Alors certains scribes prirent la parole pour dire :
« Maître, tu as bien parlé. »
Et ils n’osaient plus l’interroger sur quoi que ce soit.
Sa réflexion
Ce passage de l’Évangile de Luc (20, 27-40) est une confrontation théologique majeure entre Jésus et les Sadducéens, une élite sacerdotale qui ne reconnaissait comme Écriture faisant autorité que la Loi de Moïse (le Pentateuque) et, par conséquent, rejetait l’idée de la résurrection des morts.
Leur question, celle de la femme qui épouse successivement sept frères (selon la loi du Lévirat), est un piège destiné à rendre absurde la notion de résurrection en la ramenant à une simple prolongation des réalités terrestres (le mariage, la procréation).
Une Vie Transformée, Non Simplement Prolongée
Jésus déconstruit l’erreur des Sadducéens en deux temps :
- La Nature de la Vie Future (v. 34-36) : La vie de la résurrection n’est pas une simple copie améliorée de la vie terrestre.

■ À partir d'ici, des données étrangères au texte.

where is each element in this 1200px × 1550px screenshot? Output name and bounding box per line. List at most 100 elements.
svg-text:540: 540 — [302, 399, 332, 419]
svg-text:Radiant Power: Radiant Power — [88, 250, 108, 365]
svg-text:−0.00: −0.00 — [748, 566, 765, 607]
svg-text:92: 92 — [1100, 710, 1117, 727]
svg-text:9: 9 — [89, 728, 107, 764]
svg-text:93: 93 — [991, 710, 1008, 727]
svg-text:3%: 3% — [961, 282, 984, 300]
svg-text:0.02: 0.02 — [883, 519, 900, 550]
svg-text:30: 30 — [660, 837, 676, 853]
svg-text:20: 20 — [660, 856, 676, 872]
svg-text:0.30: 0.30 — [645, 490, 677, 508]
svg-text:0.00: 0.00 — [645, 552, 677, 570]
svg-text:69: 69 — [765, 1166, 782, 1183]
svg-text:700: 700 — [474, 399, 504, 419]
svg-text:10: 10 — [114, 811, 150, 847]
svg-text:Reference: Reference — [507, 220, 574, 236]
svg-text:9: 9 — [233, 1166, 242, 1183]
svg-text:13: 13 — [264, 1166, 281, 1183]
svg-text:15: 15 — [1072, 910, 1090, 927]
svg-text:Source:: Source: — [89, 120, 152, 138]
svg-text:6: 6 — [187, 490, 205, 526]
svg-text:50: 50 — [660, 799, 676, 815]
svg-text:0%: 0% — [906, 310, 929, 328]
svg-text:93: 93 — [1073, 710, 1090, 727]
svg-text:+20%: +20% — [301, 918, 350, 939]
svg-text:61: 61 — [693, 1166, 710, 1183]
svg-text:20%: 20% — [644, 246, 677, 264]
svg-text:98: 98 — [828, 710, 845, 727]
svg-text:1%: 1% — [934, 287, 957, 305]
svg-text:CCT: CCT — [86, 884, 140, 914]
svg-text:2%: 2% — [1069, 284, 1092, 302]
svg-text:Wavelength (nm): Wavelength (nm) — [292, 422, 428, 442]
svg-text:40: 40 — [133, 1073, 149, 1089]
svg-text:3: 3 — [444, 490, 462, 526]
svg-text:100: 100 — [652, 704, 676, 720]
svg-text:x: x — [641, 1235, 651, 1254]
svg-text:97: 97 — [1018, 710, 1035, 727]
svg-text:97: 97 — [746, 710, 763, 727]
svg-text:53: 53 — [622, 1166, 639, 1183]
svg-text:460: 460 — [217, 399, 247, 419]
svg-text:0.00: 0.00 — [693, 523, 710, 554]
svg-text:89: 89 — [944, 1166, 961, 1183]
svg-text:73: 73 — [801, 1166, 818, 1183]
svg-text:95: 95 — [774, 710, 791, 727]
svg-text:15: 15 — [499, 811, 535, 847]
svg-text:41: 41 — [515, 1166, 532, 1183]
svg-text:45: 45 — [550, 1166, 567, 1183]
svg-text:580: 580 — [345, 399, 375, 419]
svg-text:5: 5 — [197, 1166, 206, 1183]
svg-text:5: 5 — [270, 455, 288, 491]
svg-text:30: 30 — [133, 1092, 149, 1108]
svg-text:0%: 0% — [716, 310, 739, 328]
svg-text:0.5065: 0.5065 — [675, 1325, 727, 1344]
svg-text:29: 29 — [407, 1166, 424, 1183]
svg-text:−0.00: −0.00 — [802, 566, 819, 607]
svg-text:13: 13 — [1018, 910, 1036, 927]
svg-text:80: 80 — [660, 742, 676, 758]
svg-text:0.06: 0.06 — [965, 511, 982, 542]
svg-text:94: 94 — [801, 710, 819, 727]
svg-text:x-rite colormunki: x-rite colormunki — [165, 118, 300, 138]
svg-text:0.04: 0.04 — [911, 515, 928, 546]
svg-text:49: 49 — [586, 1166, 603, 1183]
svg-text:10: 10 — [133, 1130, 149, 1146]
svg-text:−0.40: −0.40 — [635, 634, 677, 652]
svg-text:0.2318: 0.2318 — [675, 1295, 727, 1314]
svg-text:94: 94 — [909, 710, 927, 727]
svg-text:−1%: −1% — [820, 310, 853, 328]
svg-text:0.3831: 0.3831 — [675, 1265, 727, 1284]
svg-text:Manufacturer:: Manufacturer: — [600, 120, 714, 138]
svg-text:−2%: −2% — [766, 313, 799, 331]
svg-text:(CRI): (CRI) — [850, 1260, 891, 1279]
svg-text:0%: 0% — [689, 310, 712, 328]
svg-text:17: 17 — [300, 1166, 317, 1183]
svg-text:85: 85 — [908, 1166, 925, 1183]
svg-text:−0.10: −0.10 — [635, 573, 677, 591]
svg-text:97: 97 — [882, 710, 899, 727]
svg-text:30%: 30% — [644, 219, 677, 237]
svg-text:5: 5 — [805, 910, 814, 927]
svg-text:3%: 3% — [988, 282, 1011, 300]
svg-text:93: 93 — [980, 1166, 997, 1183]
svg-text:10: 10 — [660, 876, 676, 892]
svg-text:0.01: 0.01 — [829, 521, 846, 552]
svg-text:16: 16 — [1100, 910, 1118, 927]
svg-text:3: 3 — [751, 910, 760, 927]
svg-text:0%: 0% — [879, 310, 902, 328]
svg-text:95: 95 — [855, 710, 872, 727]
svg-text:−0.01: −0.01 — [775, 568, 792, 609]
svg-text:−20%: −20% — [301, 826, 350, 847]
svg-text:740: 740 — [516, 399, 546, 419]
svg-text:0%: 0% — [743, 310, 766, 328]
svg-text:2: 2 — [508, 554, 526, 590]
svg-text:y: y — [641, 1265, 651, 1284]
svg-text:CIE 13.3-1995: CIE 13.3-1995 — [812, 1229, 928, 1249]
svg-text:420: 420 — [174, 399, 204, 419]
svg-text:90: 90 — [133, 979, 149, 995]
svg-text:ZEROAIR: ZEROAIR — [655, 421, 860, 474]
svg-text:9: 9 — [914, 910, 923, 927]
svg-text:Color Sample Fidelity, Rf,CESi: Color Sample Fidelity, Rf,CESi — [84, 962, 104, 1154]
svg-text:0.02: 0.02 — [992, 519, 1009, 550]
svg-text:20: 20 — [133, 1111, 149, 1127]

Les « enfants de ce monde » se marient pour perpétuer l’espèce face à la mort. Mais dans « le monde à venir » et lors de la résurrection, ceux qui sont jugés dignes « ne peuvent plus mourir » et sont « semblables aux anges » ; ils sont alors « enfants de Dieu » et « enfants de la résurrection ». Les relations humaines, y compris le mariage, sont transfigurées, faisant place à une union et une plénitude qui dépassent nos catégories actuelles. La résurrection est une transformation radicale, une entrée dans une dimension nouvelle, et non un retour à l’état antérieur.
- La Preuve de la Résurrection (v. 37-38) : Pour prouver la résurrection à partir de la Torah seule, Jésus cite l’épisode du Buisson Ardent, où Dieu se révèle à Moïse en disant : « Je suis le Dieu d’Abraham, le Dieu d’Isaac, et le Dieu de Jacob » (Ex 3, 6). Jésus souligne la conjugaison : « Je suis« (au présent) et non « J’étais ». Ces patriarches étaient morts depuis des siècles lorsque Dieu parle ainsi. Si Dieu s’identifie à eux au présent, c’est qu’ils continuent de vivre pour Lui. La conclusion est puissante : « Il n’est pas le Dieu des morts, mais des vivants. Tous, en effet, vivent pour lui. »
L’Essentiel : L’Alliance de Dieu
La réflexion majeure de ce texte est que la résurrection est une conséquence logique de l’identité même de Dieu.
- Dieu est Vie : Il est le Dieu de l’Alliance, un Dieu qui s’engage inconditionnellement auprès de l’humanité (Abraham, Isaac, Jacob). Une Alliance avec le Dieu d’éternité ne peut pas prendre fin dans la destruction totale de la personne. La fidélité de Dieu est la garantie de notre vie.
- Vivre pour Dieu : Le mystère de notre survie n’est pas basé sur l’immortalité naturelle de notre âme (une idée grecque), mais sur le fait que « Tous, en effet, vivent pour lui. » Notre vie trouve son fondement et sa pérennité non pas en nous-mêmes, mais dans le regard aimant et la puissance de Celui qui nous a appelés à l’existence et nous a fait entrer dans son Alliance.
Ce passage nous invite donc à une foi qui ne cherche pas à réduire l’au-delà à nos réalités d’ici-bas, mais qui s’ouvre à l’espérance d’une vie nouvelle, transfigurée, en pleine communion avec Dieu, une vie qui est déjà en germe pour celui qui vit l’Alliance dès aujourd’hui.